Dans la minuscule île d'Anatahan, à 70 milles nautiques au nord de Saipan, la résistance japonaise a duré jusqu'en 1951.
Elle était menée par un détachement d'une trentaine d'hommes qui ignoraient que la guerre était finie. Avec eux, il y avait une femme, Kazuko Haga, épouse d'un employé de la plantation de canne à sucre qui, retourné à Saipan pour des affaires administratives, y avait été bloqué par le débarquement américain.
Seule femme sur l'île, Kazuko Higa (28 ans) allait devenir un personnage légendaire : la "Reine d'Anatahan", source de passions et d'intrigues (une dizaine de soldats s'entretuèrent pour ses faveurs).
Un « conseil» fut institué pour lui choisir un compagnon, mais les querelles se poursuivirent.
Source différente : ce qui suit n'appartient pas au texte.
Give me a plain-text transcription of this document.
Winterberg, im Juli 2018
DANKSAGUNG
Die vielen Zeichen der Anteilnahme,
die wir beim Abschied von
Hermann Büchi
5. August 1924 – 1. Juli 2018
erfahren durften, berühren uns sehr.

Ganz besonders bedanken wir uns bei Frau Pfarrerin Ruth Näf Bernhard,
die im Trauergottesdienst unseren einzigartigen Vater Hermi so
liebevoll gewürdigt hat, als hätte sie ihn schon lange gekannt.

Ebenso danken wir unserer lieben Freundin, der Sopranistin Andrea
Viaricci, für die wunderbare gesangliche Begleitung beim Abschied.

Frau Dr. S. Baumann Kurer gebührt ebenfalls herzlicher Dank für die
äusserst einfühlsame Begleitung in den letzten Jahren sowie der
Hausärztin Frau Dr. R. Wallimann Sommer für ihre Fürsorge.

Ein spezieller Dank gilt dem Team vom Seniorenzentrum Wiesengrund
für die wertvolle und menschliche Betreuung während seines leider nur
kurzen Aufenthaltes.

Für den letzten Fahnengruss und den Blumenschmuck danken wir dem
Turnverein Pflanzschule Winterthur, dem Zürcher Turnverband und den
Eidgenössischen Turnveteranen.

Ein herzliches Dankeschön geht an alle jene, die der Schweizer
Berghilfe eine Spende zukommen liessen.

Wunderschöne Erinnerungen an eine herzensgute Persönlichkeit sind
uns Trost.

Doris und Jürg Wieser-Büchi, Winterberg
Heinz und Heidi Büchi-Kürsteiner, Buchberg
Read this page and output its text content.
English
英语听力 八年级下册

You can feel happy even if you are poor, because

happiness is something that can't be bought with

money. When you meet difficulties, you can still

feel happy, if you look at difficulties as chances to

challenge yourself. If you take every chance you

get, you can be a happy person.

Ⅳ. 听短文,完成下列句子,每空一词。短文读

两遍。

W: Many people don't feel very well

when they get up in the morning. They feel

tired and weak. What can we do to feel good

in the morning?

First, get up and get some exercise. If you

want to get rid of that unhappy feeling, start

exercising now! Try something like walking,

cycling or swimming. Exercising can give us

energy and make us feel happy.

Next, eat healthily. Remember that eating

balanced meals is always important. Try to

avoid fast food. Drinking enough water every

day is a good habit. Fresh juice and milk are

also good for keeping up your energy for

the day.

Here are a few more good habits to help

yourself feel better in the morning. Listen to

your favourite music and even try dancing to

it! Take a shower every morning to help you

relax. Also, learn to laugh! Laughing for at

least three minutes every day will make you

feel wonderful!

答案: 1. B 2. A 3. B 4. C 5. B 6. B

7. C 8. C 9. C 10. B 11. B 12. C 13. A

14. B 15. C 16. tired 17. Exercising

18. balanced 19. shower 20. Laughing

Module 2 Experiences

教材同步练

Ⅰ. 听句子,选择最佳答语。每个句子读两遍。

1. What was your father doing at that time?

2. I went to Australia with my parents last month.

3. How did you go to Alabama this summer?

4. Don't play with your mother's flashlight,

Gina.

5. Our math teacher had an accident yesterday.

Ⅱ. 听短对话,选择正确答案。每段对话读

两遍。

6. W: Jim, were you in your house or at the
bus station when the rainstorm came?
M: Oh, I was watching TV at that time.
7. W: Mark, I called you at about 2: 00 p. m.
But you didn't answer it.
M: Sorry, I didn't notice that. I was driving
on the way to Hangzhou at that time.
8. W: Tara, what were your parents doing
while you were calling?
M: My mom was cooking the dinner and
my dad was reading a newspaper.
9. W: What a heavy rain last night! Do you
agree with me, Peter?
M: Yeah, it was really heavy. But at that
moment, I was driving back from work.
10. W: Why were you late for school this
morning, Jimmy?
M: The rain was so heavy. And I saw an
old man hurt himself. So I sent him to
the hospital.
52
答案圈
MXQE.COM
La situation s'envenima au point que le "conseil" décida qu'il fallait la supprimer.
Ayant appris le sort qui lui était réservé, elle s'enfuit dans la jungle. Après trois semaines, elle aperçut un bateau de guerre américain dont elle attira l'attention en brandissant sa chemise en haut d'un cocotier. C'était le 23 juin 1950. Sauvée, elle revint au Japon et devint l'héroïne du jour dont on s'arrachait les photographies. Deux ans plus tard, son histoire fut l'objet d'un film à succès.